The Potential of Smaller Language Models in AI-Assisted Code Generation
In the coding world, StarCoder2 3B and Llama 3 8B are recent examples of Small Language Models that can run on high-end developer laptops with reasonable inference times after quantization. According to the StarCoder2 team, "we find that our small model, StarCoder2-3B, outperforms other Code LLMs of similar size on most benchmarks, and also outperforms StarCoderBase-15B." Their larger model, StarCoder2-15B, significantly outperforms other models of comparable size and matches or outperforms CodeLlama-34B, a model more than twice its size. This suggests that the size of the Language Model is not always directly correlated with code generation performance.
According to Järvilehto, the challenge with coding or programming languages is that they are renewed every six months, with a new release every six weeks. Applying a new syntax or nearly completely new words introduced in the new program language is challenging. The question would be how to finetune an LLM and not recreate it every six weeks from scratch. He also underlined that the finetuning process might be similar to a pre-training process, and the most significant difference may be the amount of data you’re using.

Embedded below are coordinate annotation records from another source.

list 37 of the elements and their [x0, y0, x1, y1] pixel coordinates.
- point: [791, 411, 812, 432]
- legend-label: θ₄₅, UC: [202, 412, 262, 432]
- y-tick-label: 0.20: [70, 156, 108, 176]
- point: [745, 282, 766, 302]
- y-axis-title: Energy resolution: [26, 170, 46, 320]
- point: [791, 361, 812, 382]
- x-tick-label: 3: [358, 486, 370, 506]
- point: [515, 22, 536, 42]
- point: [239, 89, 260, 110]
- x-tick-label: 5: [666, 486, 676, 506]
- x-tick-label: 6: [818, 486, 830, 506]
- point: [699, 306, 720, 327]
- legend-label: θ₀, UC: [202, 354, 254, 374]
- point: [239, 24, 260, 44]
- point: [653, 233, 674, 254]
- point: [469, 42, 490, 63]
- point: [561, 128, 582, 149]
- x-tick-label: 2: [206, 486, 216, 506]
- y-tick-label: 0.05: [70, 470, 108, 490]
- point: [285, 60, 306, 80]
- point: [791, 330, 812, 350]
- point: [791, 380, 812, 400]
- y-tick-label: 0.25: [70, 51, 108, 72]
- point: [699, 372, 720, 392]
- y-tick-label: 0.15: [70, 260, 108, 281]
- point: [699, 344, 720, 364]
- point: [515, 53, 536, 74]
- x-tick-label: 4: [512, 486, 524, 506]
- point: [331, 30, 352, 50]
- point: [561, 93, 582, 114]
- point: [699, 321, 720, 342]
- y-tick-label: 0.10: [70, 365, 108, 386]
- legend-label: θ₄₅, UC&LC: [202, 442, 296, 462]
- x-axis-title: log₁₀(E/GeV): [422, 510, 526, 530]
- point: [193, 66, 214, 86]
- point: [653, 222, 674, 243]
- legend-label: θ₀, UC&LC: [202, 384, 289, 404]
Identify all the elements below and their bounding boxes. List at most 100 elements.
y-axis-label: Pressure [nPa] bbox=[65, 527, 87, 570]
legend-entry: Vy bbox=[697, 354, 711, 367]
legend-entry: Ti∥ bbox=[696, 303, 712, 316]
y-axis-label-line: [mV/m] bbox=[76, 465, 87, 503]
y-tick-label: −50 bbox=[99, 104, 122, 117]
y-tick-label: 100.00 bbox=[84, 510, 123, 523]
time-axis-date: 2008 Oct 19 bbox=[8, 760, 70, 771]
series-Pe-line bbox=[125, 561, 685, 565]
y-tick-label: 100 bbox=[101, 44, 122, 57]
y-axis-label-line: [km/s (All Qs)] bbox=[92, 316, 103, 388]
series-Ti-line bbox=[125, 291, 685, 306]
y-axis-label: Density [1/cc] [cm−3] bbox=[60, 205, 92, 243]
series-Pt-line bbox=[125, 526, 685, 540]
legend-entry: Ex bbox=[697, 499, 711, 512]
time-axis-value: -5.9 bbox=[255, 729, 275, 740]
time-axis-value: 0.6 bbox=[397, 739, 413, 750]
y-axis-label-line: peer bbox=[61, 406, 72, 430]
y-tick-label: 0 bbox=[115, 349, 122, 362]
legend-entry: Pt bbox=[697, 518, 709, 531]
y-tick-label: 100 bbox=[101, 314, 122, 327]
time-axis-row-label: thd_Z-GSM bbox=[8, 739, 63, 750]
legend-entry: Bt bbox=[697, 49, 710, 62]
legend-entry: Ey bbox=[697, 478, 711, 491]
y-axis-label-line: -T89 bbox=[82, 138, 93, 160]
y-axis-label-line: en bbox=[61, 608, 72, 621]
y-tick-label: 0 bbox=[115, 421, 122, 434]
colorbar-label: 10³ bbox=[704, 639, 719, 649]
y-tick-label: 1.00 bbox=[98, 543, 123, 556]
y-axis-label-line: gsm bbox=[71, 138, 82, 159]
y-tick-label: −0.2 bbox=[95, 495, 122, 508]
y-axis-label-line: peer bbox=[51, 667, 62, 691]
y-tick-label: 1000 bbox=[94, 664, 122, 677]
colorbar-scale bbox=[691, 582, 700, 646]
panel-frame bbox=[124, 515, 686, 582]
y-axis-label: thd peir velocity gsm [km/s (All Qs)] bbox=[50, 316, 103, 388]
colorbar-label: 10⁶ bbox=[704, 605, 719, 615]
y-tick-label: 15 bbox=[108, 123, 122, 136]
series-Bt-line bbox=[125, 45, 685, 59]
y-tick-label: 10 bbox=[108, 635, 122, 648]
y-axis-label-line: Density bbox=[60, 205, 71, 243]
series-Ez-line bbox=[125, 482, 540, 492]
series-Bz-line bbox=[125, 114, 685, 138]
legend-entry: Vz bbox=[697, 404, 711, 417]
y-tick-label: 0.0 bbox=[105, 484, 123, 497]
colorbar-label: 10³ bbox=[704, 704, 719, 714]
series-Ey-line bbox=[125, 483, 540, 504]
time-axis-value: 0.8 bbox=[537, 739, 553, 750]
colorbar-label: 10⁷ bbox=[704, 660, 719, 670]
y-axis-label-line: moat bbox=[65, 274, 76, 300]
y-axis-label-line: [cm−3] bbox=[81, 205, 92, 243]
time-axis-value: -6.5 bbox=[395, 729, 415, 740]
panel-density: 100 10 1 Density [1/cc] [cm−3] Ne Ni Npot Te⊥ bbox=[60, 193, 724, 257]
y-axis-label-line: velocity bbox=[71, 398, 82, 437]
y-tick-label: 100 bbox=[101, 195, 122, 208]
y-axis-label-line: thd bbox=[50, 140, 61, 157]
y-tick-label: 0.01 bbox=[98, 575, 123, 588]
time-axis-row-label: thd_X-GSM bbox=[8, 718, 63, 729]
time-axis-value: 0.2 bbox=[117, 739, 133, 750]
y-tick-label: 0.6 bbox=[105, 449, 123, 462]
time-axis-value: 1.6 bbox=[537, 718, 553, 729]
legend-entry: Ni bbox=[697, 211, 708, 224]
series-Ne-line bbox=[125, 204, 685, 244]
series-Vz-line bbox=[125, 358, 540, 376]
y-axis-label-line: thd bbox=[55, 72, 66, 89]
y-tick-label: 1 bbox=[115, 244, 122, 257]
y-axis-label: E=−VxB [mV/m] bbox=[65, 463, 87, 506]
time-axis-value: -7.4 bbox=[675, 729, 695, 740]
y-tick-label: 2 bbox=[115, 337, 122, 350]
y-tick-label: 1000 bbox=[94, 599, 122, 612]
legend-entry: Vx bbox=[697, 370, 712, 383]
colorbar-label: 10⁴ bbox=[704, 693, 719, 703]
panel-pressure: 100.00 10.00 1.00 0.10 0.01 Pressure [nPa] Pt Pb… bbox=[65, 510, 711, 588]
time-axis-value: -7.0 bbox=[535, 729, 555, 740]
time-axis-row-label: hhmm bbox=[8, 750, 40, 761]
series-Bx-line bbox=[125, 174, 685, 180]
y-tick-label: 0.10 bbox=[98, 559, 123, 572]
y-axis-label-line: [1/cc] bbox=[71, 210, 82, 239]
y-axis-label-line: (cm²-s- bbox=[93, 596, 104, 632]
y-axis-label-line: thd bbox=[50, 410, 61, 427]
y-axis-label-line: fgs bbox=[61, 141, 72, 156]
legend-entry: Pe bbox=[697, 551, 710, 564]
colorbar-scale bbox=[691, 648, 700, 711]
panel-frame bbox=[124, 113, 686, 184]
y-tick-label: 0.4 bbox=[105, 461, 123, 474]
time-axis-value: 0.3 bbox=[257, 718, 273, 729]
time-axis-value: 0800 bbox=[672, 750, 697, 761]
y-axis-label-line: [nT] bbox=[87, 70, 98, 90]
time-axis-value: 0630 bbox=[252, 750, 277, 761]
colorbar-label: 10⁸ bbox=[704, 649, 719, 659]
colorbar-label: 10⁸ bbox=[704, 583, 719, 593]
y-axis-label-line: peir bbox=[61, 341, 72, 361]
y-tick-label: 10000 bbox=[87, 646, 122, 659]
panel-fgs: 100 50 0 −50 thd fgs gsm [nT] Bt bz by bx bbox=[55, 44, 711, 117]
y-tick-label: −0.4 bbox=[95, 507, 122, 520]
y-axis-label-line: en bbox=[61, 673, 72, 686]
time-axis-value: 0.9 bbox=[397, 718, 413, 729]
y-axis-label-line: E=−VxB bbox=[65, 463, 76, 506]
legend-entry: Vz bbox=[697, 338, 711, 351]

LLMs’ Role in Boosting Productivity in Software Development
As they are now, LLMs can be used for chatbots, virtual assistants, content creation, translation, and automating repetitive tasks that can be burdensome or time-consuming. In software development, by aiding developers with repetitive tasks, LLMs can free up more time for more impactful work and subsequently improve the work experience for developers. They can additionally enhance brainstorming in concepts and planning, provide quick prototypes and visual presentations in design, analyze and optimize codes, and power AI tools that automate the creation of unit, functional, and security tests to ensure better software quality. A few resources have mentioned AI tools in software development, including GitHub Copilot, which can understand and write code, generate test cases, identify and fix errors, and so on, to enhance developers' productivity in the software development process.
For those companies who want to simply use existing coding assistant tools, there are already many Gen AI-powered options available for common Integrated Development Environments such as Visual Studio Code, CLion, and Qt Creator. For those companies that would like to boost the code generation capabilities beyond these out-of-the-box solutions, investing in research for Prompt Engineering, Retrieval Augmented Generation (RAG), and Parameter Efficient Fine-Tuning (PEFT) might be the way forward.
The Future of LLMs
All in all, we are still in the exploring phase of using LLMs and Gen AI. That could be why we hear more about use cases of adopting these tools for tasks and work that don't require the depth of critical thinking, where human elements are still more necessary. Can generative AI replace all human efforts in any field in the future? Schneider believes that this is not likely to happen anytime soon, especially regarding the capability of end-to-end development and building human-machine interfaces. While LLMs can adequately interact with texts and elements of an image, and some tools can convert web designs into front-end code, it still needs to be more challenging for AI to single-handedly take on design related to graphical and UI/UX workflows.
The Qt Group announced its implementation of a GitHub Copilot integration last year. Furthermore, the Qt Development Tools team continues to investigate possibilities to integrate other Large Language Models to the development workflow such as Claude 3 Opus and Llama 3 70B which show promising QML code generation capabilities.